Larga la lucha que tuvo que hacer el autor para obtener sus rulos «frondosos y orgullosos». Aunque luego se los tuvo que volar. Ahora solo le quedan recuerdos. ¿Qué anécdotas tendrá con su cabellera? ¿Por qué se la habrá tenido que cortar? Este cuento es «Solo para pelucones».

Introducción a la pelosidad

A principios del 2003 yo tenía catorce años. En aquella época sufrí los cambios por los que pasa cualquier adolescente. Recuerdo muy claro esos cambios físicos y mentales que se mezclaban en una desagradable, creciente e inevitable bola de nieve. Una bola de nieve apestosa, lujuriosa y con cada vez más pelos. Crecían como les daba la gana y por todas partes. Lo peor de todo era que no estaba solo, todos mis amigos pasaban por lo mismo. Fue una época de estirarse, de ensancharse y de tragar. ¡Dios mío, cuánto tragábamos! Las mamás ya no querían que fuéramos juntos a ninguna casa por el desabastecimiento que causábamos. Éramos una plaga. Una plaga apestosa, lujuriosa y con cada vez más pelos.

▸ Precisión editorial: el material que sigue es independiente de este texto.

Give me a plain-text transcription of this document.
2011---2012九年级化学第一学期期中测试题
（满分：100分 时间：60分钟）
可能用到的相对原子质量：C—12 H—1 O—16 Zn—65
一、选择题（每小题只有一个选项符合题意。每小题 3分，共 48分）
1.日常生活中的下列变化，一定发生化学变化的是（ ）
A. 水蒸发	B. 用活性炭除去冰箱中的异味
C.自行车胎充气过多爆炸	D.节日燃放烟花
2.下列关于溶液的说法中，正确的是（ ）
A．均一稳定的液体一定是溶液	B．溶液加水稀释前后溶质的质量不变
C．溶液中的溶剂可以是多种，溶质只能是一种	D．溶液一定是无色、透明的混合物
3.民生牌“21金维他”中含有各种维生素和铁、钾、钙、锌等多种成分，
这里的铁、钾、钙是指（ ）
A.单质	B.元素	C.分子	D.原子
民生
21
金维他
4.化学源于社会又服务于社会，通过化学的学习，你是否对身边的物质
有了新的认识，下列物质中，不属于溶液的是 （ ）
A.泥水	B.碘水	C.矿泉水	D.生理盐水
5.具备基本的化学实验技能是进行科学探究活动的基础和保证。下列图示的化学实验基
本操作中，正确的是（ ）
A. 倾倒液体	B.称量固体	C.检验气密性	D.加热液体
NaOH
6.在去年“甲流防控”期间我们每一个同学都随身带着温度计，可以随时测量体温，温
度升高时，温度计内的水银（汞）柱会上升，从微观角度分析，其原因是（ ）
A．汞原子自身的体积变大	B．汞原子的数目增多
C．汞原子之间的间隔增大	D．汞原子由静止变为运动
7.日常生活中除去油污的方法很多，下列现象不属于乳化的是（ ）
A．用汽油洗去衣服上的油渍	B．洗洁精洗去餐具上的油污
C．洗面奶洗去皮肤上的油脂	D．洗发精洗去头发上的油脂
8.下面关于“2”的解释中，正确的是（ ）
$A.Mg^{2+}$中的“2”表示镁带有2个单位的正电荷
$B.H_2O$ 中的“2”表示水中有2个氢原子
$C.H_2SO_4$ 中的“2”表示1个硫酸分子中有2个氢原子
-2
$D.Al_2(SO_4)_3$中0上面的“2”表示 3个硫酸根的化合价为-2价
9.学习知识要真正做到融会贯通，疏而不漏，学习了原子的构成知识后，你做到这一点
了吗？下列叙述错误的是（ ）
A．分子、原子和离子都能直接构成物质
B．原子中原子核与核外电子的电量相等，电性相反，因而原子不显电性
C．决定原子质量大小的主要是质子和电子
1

Los olores que expedíamos nos obligaron a usar fragancias. Empezamos a utilizar el infame desodorante Axe. Lo atomizábamos contra nosotros cada cinco minutos para oler bien, pero en realidad era algo contraproducente, pues lo único que hacíamos era apestar a lo que sea que apestáramos más Axe.

Mauricio con su look de mango chupado.

Aunque todo mi cuerpo se transformaba y crecía, mi cabeza no lo hacía. Había decidido no sumarse a la metamorfosis. Mi cuerpo ya se asemeja al del joven que sería, pero mi cabeza seguía siendo de chibolo. Sin embargo, un día, harto de los patitos, las pelotas y los cohetes del Messenger, decidí buscar entre todos los álbumes de fotos de mi mamá una foto decente para escanear y cambiar por fin mi imagen de display. El aparador de la sala estaba lleno de esos álbumes. Tenía en mente la foto de un viaje familiar a la sierra que acabábamos de hacer. Se me veía muy bien. Pero de pronto unas fotos sueltas cayeron del interior del álbum “De 3 a 5 añitos” y tuve una hermosa revelación. En una de ellas, un niño de rostro angelical y con peinado de querubín sonreía ampliamente sobre una torta azul con el castillo de Los Muppets. No pude apartar la vista. No solo porque no sabía que Los Muppets tenían un castillo, sino también por algo llamativo que tenía el niño: rulos.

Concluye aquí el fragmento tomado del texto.